Rue de Neuchatel, Geneva
Fig. 2: Reu de Neuchatel, geneva, ca.1875
From European photo album in Kane Family Papers
Proving that the dawning of the new millennium does not entail the setting of the old, the manuscripts department received two large and exciting -- and thoroughly unexpected -- additions to existing collections. Mrs. Henry Meigs donated the remaining papers of the Hare and Willing families, nearly 30 linear feet of material that adds the capstone to our already extensive holdings for Robert Hare and his relatives, extending those holdings into the late 19th and early 20th centuries. Even more unexpected was the arrival of 12.5 linear feet of materials of the Kane family, transferred to the APS in May, 2000, by the Rhode Island Historical Society. Although the collection contains relatively little respecting the two best known Kanes -- John Kintzing and Elisha Kent - the new addition doubles the holdings for Elisha's brother, Thomas Leiper Kane, best known for his role in attempting to prevent the Mormon War of 1858, and for his nephew, Francis Fisher Kane, a prominent, socially liberal attorney. Equally exciting is a strong body of material pertaining to Francis' sister, Eliza Kane Cope.

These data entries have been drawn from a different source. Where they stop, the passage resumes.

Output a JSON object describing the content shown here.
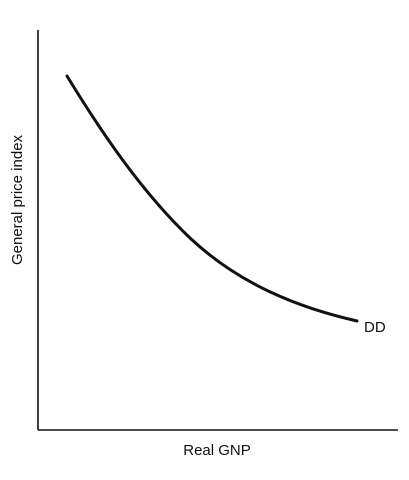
{
  "diagram": {
    "x_axis_label": "Real GNP",
    "y_axis_label": "General price index",
    "curve_label": "DD"
  }
}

Several miscellaneous and smaller collection arrived during the period, as usual. The most distinctive lot was a small clutch of family letters donated to the Society by Mr. and Mrs. Francis H. Bohlen in October, 1999. Mr. Bohlen's ancestors, John Bohlen and Daniel Murray, were farsighted enough to correspond with the likes of Meriwether Lewis, Francis Scott Key, Oliver Hazard Perry, and Timothy Pickering, leaving a scant dozen glorious letters. Marc Willcox, a descendent of William H. Keating (APS, 1822) donated four bound volumes of manuscripts relating to his Keating ancestors, including a survey book and three cash books, while Linnea Layton donated the journal of her ancestor, John Carré, a refugee from revolutionary-era Saint Domingue and an educator in Philadelphia. Philip Klass contributed his usual round of books, videotapes, and manuscripts relating to UFO research, and Sabina Sanderson donated additional material from her late husband, the naturalist, Ivan T.

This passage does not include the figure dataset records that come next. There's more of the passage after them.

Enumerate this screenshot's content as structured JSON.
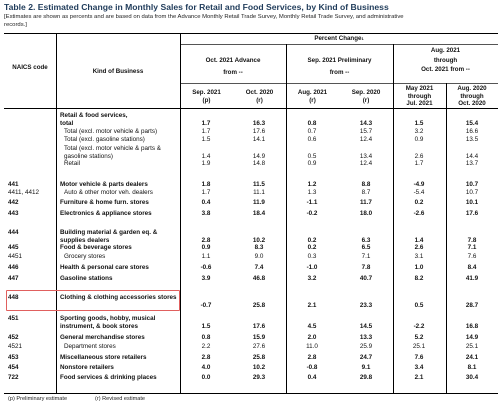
{
  "title": "Table 2.  Estimated Change in Monthly Sales for Retail and Food Services, by Kind of Business",
  "subtitle": "[Estimates are shown as percents and are based on data from the Advance Monthly Retail Trade Survey,  Monthly Retail Trade Survey, and administrative records.]",
  "header": {
    "naics": "NAICS code",
    "kind": "Kind of Business",
    "percent_change": "Percent Change",
    "percent_change_sup": "1",
    "group1": "Oct. 2021 Advance",
    "group1_from": "from --",
    "group2": "Sep. 2021 Preliminary",
    "group2_from": "from --",
    "group3_a": "Aug. 2021",
    "group3_b": "through",
    "group3_c": "Oct. 2021 from --",
    "cols": [
      {
        "l1": "Sep. 2021",
        "l2": "(p)"
      },
      {
        "l1": "Oct. 2020",
        "l2": "(r)"
      },
      {
        "l1": "Aug. 2021",
        "l2": "(r)"
      },
      {
        "l1": "Sep. 2020",
        "l2": "(r)"
      },
      {
        "l1": "May 2021",
        "l2": "through",
        "l3": "Jul. 2021"
      },
      {
        "l1": "Aug. 2020",
        "l2": "through",
        "l3": "Oct. 2020"
      }
    ]
  },
  "rows": [
    {
      "code": "",
      "kind": "Retail & food services,",
      "vals": [
        "",
        "",
        "",
        "",
        "",
        ""
      ]
    },
    {
      "code": "",
      "kind": "total",
      "vals": [
        "1.7",
        "16.3",
        "0.8",
        "14.3",
        "1.5",
        "15.4"
      ]
    },
    {
      "code": "",
      "kind": "Total (excl. motor vehicle & parts)",
      "vals": [
        "1.7",
        "17.6",
        "0.7",
        "15.7",
        "3.2",
        "16.6"
      ]
    },
    {
      "code": "",
      "kind": "Total (excl. gasoline stations)",
      "vals": [
        "1.5",
        "14.1",
        "0.6",
        "12.4",
        "0.9",
        "13.5"
      ]
    },
    {
      "code": "",
      "kind": "Total (excl. motor vehicle & parts & gasoline stations)",
      "vals": [
        "1.4",
        "14.9",
        "0.5",
        "13.4",
        "2.6",
        "14.4"
      ]
    },
    {
      "code": "",
      "kind": "Retail",
      "vals": [
        "1.9",
        "14.8",
        "0.9",
        "12.4",
        "1.7",
        "13.7"
      ]
    },
    {
      "code": "441",
      "kind": "Motor vehicle & parts dealers",
      "vals": [
        "1.8",
        "11.5",
        "1.2",
        "8.8",
        "-4.9",
        "10.7"
      ]
    },
    {
      "code": "4411, 4412",
      "kind": "Auto & other motor veh. dealers",
      "vals": [
        "1.7",
        "11.1",
        "1.3",
        "8.7",
        "-5.4",
        "10.7"
      ]
    },
    {
      "code": "442",
      "kind": "Furniture & home furn. stores",
      "vals": [
        "0.4",
        "11.9",
        "-1.1",
        "11.7",
        "0.2",
        "10.1"
      ]
    },
    {
      "code": "443",
      "kind": "Electronics & appliance stores",
      "vals": [
        "3.8",
        "18.4",
        "-0.2",
        "18.0",
        "-2.6",
        "17.6"
      ]
    },
    {
      "code": "444",
      "kind": "Building material & garden eq. & supplies dealers",
      "vals": [
        "2.8",
        "10.2",
        "0.2",
        "6.3",
        "1.4",
        "7.8"
      ]
    },
    {
      "code": "445",
      "kind": "Food & beverage stores",
      "vals": [
        "0.9",
        "8.3",
        "0.2",
        "6.5",
        "2.6",
        "7.1"
      ]
    },
    {
      "code": "4451",
      "kind": "Grocery stores",
      "vals": [
        "1.1",
        "9.0",
        "0.3",
        "7.1",
        "3.1",
        "7.6"
      ]
    },
    {
      "code": "446",
      "kind": "Health & personal care stores",
      "vals": [
        "-0.6",
        "7.4",
        "-1.0",
        "7.8",
        "1.0",
        "8.4"
      ]
    },
    {
      "code": "447",
      "kind": "Gasoline stations",
      "vals": [
        "3.9",
        "46.8",
        "3.2",
        "40.7",
        "8.2",
        "41.9"
      ]
    },
    {
      "code": "448",
      "kind": "Clothing & clothing accessories stores",
      "vals": [
        "-0.7",
        "25.8",
        "2.1",
        "23.3",
        "0.5",
        "28.7"
      ]
    },
    {
      "code": "451",
      "kind": "Sporting goods, hobby, musical instrument, & book stores",
      "vals": [
        "1.5",
        "17.6",
        "4.5",
        "14.5",
        "-2.2",
        "16.8"
      ]
    },
    {
      "code": "452",
      "kind": "General merchandise stores",
      "vals": [
        "0.8",
        "15.9",
        "2.0",
        "13.3",
        "5.2",
        "14.9"
      ]
    },
    {
      "code": "4521",
      "kind": "Department stores",
      "vals": [
        "2.2",
        "27.6",
        "11.0",
        "25.9",
        "25.1",
        "25.1"
      ]
    },
    {
      "code": "453",
      "kind": "Miscellaneous store retailers",
      "vals": [
        "2.8",
        "25.8",
        "2.8",
        "24.7",
        "7.6",
        "24.1"
      ]
    },
    {
      "code": "454",
      "kind": "Nonstore retailers",
      "vals": [
        "4.0",
        "10.2",
        "-0.8",
        "9.1",
        "3.4",
        "8.1"
      ]
    },
    {
      "code": "722",
      "kind": "Food services & drinking places",
      "vals": [
        "0.0",
        "29.3",
        "0.4",
        "29.8",
        "2.1",
        "30.4"
      ]
    }
  ],
  "footnote_p": "(p) Preliminary estimate",
  "footnote_r": "(r)  Revised estimate"
}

American students in Freiburg, 1867
Fig. 3: American students in Freiburg, 1867
Persifor Frazer Papers
Acquisition, as well as donation, helped build the collections in 1999-2000. The purchase of a small addition to the papers of geologist Persifor Frazer helped flesh out Frazer's interest in Egyptian antiquities. The Aemilius Irving Papers document the sugar trade in late 19th century Jamaica, the Joel Whitney Papers provide a Congregational missionary's perspective on Micronesia during the 1870s and 1880s, and the lecture notes of John A. Stevens, 1812, add depth to our expanding holdings documenting the academic study of natural philosophy. In natural history, too, the collections continued to expand with the "rediscovery" of the papers of the French naturalist, Victor Jacquemont (long misplaced), and the acquisition of the journals of the amateur ornithologist, Martin Trippe (1865-1870) and the entomologist, Wilbur King (1894-1904).